The incident with my friend and her DD was in my home. He wasn’t on a lead at home, but he was suitably told off jumping.

Christ on a bike!

OP posts:
chocatoo · 01/02/2019 22:55

I don’t understand people that like dogs. Even the most well behaved ones can still turn. I give them as wide a berth as possible.

Buttercupsandaisies · 01/02/2019 22:55

I kind of agree op. I get there are people who don’t like dogs - those who are annoyed by them etc. But I do judgr those who are afraid of all dogs. Even more so if they aren’t addressing it. Dnil is afraid of cats to the point where she won’t go on holiday now as there’s akwayd cats roaming free - I can’t help but think it’s ridiculous that she’s not sorting it out. She literally can’t move if one so much is spotted down the road.

gnushoes · 01/02/2019 22:55

How can the girl's mum give the reassurance you want? She's not an expert on YOUR dog, and by their nature all animals are unpredictable. She is defusing the situation by lifting her child out of it and suggest you need to do the same with your dog.
My sister and my son were both terrified of dogs to the extent that they'd have run into the road without looking. You can't fix that in the way you're suggesting - it takes years.
And I like running. I don't like unknown dogs bouncing up to me when I'm doing that. I have no idea if they're dangerous and owners dopily telling me they're friendly doesn't help. Your attitude is why lots of us aren't wild about dogs in public.

User5436477 · 01/02/2019 22:57

A lot of posters here seem to be imagining that I own a pack of huge dogs that I let go running off the lead towards children, barking and snarling at them whilst I laugh at them crying in fear

No you have a small annoying dog (you posted a photo) that you allow to jump up on a frightened child. Then you went on the internet and said it’s “pathetic” to be frightened of dogs.

The responses you’ve had are more than reasonable and kinder than you deserved.

scissorsandpen · 01/02/2019 22:57

So in answer to your question yes it probably does make life hard and a few dog owners give others a bad name. Maybe do only parks could be the thing. A retriever catered towards my DD when she was little as they not know to bite I was ok but at the last minute the dog turned and snapped neck height all chaos as no one knew if skin had broken everyone going mad and the dog owner scuttled off and evaded those trying to hold her back. Dd was fine had a scarf thick jacket just all shook up .

Nubbin · 01/02/2019 22:58

Dogs are part of ordinary life - unless you are willing to set your children up to a point they can't go to a park, walk in a wood or pass someone on a pavement with a dog on a lead this seems like huge hysteria.

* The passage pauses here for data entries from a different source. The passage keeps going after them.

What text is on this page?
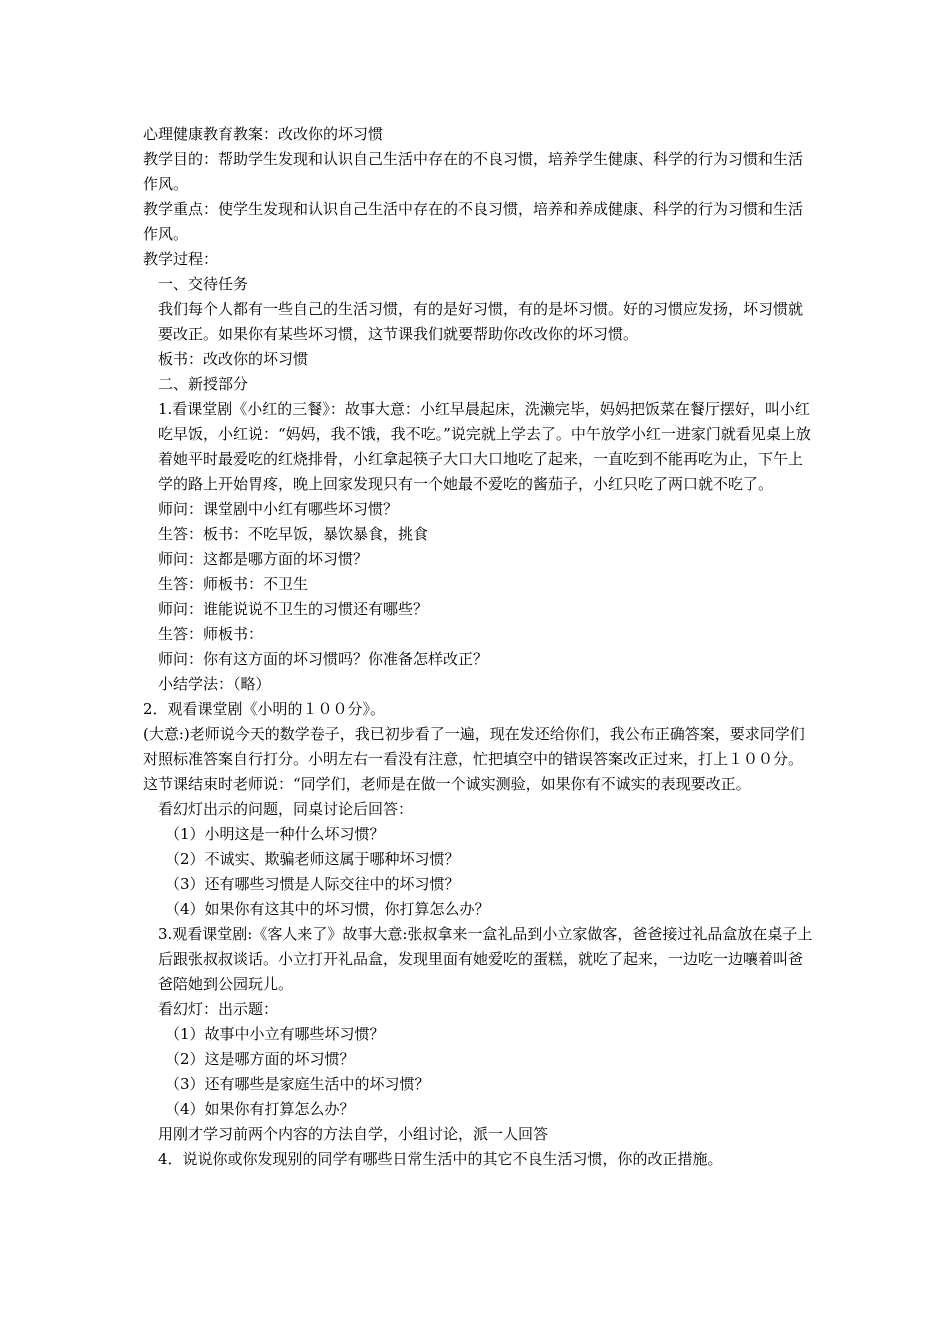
心理健康教育教案：改改你的坏习惯

教学目的：帮助学生发现和认识自己生活中存在的不良习惯，培养学生健康、科学的行为习惯和生活作风。

教学重点：使学生发现和认识自己生活中存在的不良习惯，培养和养成健康、科学的行为习惯和生活作风。

教学过程：

一、交待任务

我们每个人都有一些自己的生活习惯，有的是好习惯，有的是坏习惯。好的习惯应发扬，坏习惯就要改正。如果你有某些坏习惯，这节课我们就要帮助你改改你的坏习惯。

板书：改改你的坏习惯

二、新授部分

1.看课堂剧《小红的三餐》：故事大意：小红早晨起床，洗濑完毕，妈妈把饭菜在餐厅摆好，叫小红吃早饭，小红说：“妈妈，我不饿，我不吃。”说完就上学去了。中午放学小红一进家门就看见桌上放着她平时最爱吃的红烧排骨，小红拿起筷子大口大口地吃了起来，一直吃到不能再吃为止，下午上学的路上开始胃疼，晚上回家发现只有一个她最不爱吃的酱茄子，小红只吃了两口就不吃了。

师问：课堂剧中小红有哪些坏习惯？

生答：板书：不吃早饭，暴饮暴食，挑食

师问：这都是哪方面的坏习惯？

生答：师板书：不卫生

师问：谁能说说不卫生的习惯还有哪些？

生答：师板书：

师问：你有这方面的坏习惯吗？你准备怎样改正？

小结学法：（略）

2．观看课堂剧《小明的１００分》。

(大意:)老师说今天的数学卷子，我已初步看了一遍，现在发还给你们，我公布正确答案，要求同学们对照标准答案自行打分。小明左右一看没有注意，忙把填空中的错误答案改正过来，打上１００分。这节课结束时老师说：“同学们，老师是在做一个诚实测验，如果你有不诚实的表现要改正。

看幻灯出示的问题，同桌讨论后回答：

（1）小明这是一种什么坏习惯？

（2）不诚实、欺骗老师这属于哪种坏习惯？

（3）还有哪些习惯是人际交往中的坏习惯？

（4）如果你有这其中的坏习惯，你打算怎么办？

3.观看课堂剧:《客人来了》故事大意:张叔拿来一盒礼品到小立家做客，爸爸接过礼品盒放在桌子上后跟张叔叔谈话。小立打开礼品盒，发现里面有她爱吃的蛋糕，就吃了起来，一边吃一边嚷着叫爸爸陪她到公园玩儿。

看幻灯：出示题：

（1）故事中小立有哪些坏习惯？

（2）这是哪方面的坏习惯？

（3）还有哪些是家庭生活中的坏习惯？

（4）如果你有打算怎么办？

用刚才学习前两个内容的方法自学，小组讨论，派一人回答

4．说说你或你发现别的同学有哪些日常生活中的其它不良生活习惯，你的改正措施。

Ours is a spaniel and trained as a gun dog (we don't hunt for the obedience) -we have been away with friends who say their kids are scared of dogs - being scared of ours is like being scared of a marshmallow a complete waste of emotion. Those kids thankfully have all had a hugely positive experience of a well trained dog - and my dd will happily tell them the rules about not approaching a strange one.

If you aren't a dog person fine - mine doesn't approach without a command - but kids need to be ok with being confident around them even to call out bad behaviour or go for a run where dogs are playing.